GraphQL Query Returns Edges
Suppose that for some reason we wanted the GraphQL query to return edges rather than nodes.
{
site {
siteMetadata {
siteUrl
}
}
allSitePage {
edges {
node {
path
}
}
}
}
No problem, just specify query
in the plugin configuration. However, the plugin still expects to receive a list of nodes, so we also need to use resolvePages
to provide a mapping from edges to nodes.
plugins: [
{
resolve: "gatsby-plugin-sitemap",
options: {
output: "/",
query: `
{
site {
siteMetadata {
siteUrl
}
}
allSitePage {
edges {
node {
path
}
}
}
}`,
resolvePages: data => data.allSitePage.edges.map(edge => edge.node),
},
}
]
🚀 TL;DR
Show me the code. Look at the 4-sitemap-graphql-edges
branch.
Exclude Drafts
If some pages are marked as draft then we probably don’t want those to appear in the sitemap.
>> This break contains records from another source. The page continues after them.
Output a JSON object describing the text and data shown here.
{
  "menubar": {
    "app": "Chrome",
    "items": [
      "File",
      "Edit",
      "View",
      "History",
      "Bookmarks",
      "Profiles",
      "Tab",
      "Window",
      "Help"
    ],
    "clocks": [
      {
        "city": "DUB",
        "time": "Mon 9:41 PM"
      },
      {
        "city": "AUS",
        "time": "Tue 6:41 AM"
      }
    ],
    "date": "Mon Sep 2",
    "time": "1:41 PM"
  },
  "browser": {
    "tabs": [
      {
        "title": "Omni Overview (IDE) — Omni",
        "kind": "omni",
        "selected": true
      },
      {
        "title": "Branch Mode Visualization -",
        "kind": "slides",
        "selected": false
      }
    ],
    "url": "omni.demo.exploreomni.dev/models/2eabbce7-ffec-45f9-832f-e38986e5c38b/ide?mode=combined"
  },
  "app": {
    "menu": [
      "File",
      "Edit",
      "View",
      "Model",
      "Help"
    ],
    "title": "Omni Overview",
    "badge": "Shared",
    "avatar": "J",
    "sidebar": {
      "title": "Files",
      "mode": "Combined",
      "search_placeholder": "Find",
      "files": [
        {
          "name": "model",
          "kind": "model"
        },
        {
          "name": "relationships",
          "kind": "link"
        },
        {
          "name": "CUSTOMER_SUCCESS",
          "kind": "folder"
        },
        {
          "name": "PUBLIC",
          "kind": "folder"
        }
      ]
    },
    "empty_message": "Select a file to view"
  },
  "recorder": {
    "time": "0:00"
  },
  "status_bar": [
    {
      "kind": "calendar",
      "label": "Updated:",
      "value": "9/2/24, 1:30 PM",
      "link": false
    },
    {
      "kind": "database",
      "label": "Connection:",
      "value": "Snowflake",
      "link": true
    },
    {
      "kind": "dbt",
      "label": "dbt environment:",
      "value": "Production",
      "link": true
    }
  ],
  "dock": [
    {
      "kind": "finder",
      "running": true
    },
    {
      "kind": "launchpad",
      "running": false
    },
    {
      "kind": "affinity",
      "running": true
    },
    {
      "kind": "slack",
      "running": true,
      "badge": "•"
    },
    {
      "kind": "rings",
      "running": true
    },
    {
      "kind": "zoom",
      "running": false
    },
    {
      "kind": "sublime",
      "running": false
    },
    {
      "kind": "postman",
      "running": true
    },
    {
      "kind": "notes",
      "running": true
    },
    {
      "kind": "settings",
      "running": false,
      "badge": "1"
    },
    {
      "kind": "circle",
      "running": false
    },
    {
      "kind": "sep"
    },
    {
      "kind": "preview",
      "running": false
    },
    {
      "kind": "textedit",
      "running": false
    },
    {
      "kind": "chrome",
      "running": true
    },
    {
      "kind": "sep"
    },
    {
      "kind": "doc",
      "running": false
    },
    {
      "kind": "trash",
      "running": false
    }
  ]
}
Drafts can be flagged by adding a page-draft
field to the AsciiDoc header. And that field can then be extracted via GraphQL.
{
site {
siteMetadata {
siteUrl
}
}
allAsciidoc {
nodes {
pageAttributes {
draft
}
fields {
slug
}
}
}
}
This is what the GraphQL result looks like:
{
"site": {
"siteMetadata": {
"siteUrl": "https://www.whimsyweb.dev"
}
},
"allAsciidoc": {
"nodes": [
{
"pageAttributes": {
"draft": null
},
"fields": {
"slug": "/what-is-asciidoc/"
}
},
{
"pageAttributes": {
"draft": "true"
},
"fields": {
"slug": "/what-is-gatsby/"
}
},
{
"pageAttributes": {
"draft": null
},
"fields": {
"slug": "/what-is-tailwind/"
}
}
]
}
}
Update the plugin specification.
plugins: [
{
resolve: "gatsby-plugin-sitemap",
options: {
query: `
{
site {
siteMetadata {
siteUrl
}
}
allAsciidoc {
nodes {
pageAttributes {
draft
}
fields {
slug
}
}
}
}`,
resolvePages: data => sitemapQuery(data),
serialize: ({ path }) => {
return {
url: path,
changefreq: "monthly",
priority: 0.5,
};
}
}
}
]
The sitemapQuery()
function (invoked in the resolvePages
field) filters out the draft posts. It also manually adds in an item for the site landing page that’s not included via the GraphQL query.
function sitemapQuery(data) {
const posts = data.allAsciidoc.nodes.filter(
// Exclude draft posts.
node => node.pageAttributes.draft == null
).map(
(node) => ({
path: node.fields.slug
})
);
// Add landing page manually since it's not included in the GraphQL results.
const home = {
path: '/'
}
return [...posts, home];
}
🚀 TL;DR
Show me the code. Look at the 5-sitemap-filter-draft
branch.
Conclusion
Adding a sitemap to your site is quite likely to improve its SEO performance. You certainly have nothing to lose! The gatsby-plugin-sitemap
plugin can be used to add a quick and dirty sitemap that includes all pages on the site. Alternatively, there are a variety of options that make it possible to customise the sitemap to precisely your requirements.
The code for this post can be found here.